Demand for Egyptian fruit and vegetables has been on the rise recently, despite the disruptive effects of the Covid-19 pandemic on global markets.
According to the Central Administration for Agricultural Quarantine (CAAQ), an agency of the Ministry of Agriculture, exports of Egyptian fruit and vegetables has reached 2.77 million tons since the beginning of 2020, and the number is expected to hit 5.5 million tons by the end of the year.
Total exports of fruit and vegetables in 2019 were 5.4 million tons.
Ahmed Al-Attar, head of the CAAQ, said in a press statement earlier this week that the exports mainly included citrus fruit, potatoes, and onions. He added that Egypt is the current leader in the worldwide exports of citrus fruit, mainly oranges, with annual exports of 1.8 million tons and accounting for nearly 40 per cent of the global exports of oranges.
He explained that since January Egypt had exported 1.2 million tons of citrus fruit, 550,000 tons of potatoes, and about 400,000 tons of onions. “Egypt has been able to impose itself strongly in the field of exporting oranges globally despite intense competition from Spain,” Al-Attar said.
He also announced that Egypt had managed to open up four new markets for the first time despite the coronavirus crisis, namely Australia for the export of dates, New Zealand for oranges, Brazil for various citrus fruit, and Mauritius for potatoes.
“This was done despite the difficulty of opening up new markets and the length of the negotiations that can come with such a process,” he said. “Egypt is now even exporting oranges to Spain, the second largest exporter of citrus fruit,” he added.
He said that Egyptian citrus fruit had a solid global reputation, especially oranges. The country had careful control systems for agricultural quarantine according to the specifications of each country.

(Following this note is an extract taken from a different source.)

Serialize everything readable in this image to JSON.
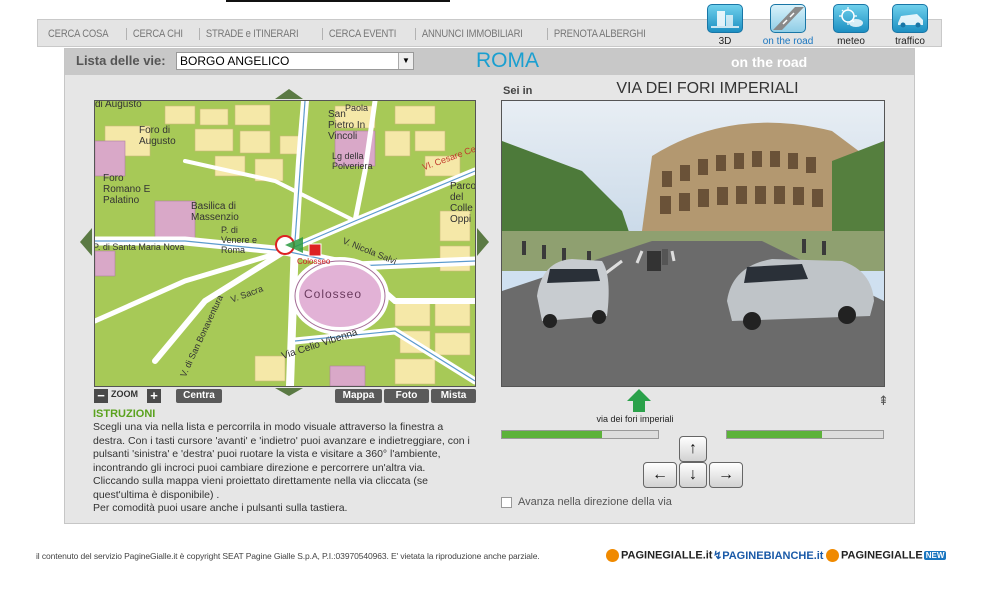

Spokesperson for the Ministry of Agriculture and Land Reclamation Mohamed Al-Kersh said that every effort had been made to apply quality standards to the products, notably through a coding system tracking every product until it reached the consumer. He said 5,000 people had been trained to apply the new system.
He added that the ministry had increased the number of citrus-fruit trees in Egypt by 5.1 per cent in 2019, contributing to increasing production by about 10 per cent. This had helped Egypt to export to more than 140 countries, including those in the European Union, Russia, Saudi Arabia, Argentina and Serbia, he added.
Mohsen Al-Beltagi, head of the Horticultural Export Improvement Association, attributed the increase in agricultural exports to the fact that many countries, especially in the European Union, were suffering from shortages of agricultural products due to lockdowns introduced to halt the spread of the coronavirus and these had provided opportunities for the Egyptian market.
He expected exports of vegetables and fruit to increase by five to 10 per cent by the end of the year, driven by increased demand from Arab and European countries.
Egypt has about 12.3 million orange trees with a production capacity of 3.45 million tons. Revenues from exporting the fruit totaled $662 million in 2019, Al-Beltagi stated, adding that Egypt had increased its number of orange trees by 44 per cent over the past 10 years.
Russia tops the list of countries importing oranges grown in Egypt, with Russian imports of Egyptian oranges reaching 284,000 tons, followed by Saudi Arabia at 271,000 tons, China at 214,000 tons, and the Netherlands at 130,000 tons.
The Industry Committee of parliament called on Sunday for the development of an integrated strategy to take advantage of the global recession that has emerged as a result of the coronavirus pandemic and the need of many countries to find ways of meeting their consumption needs, especially of agricultural products.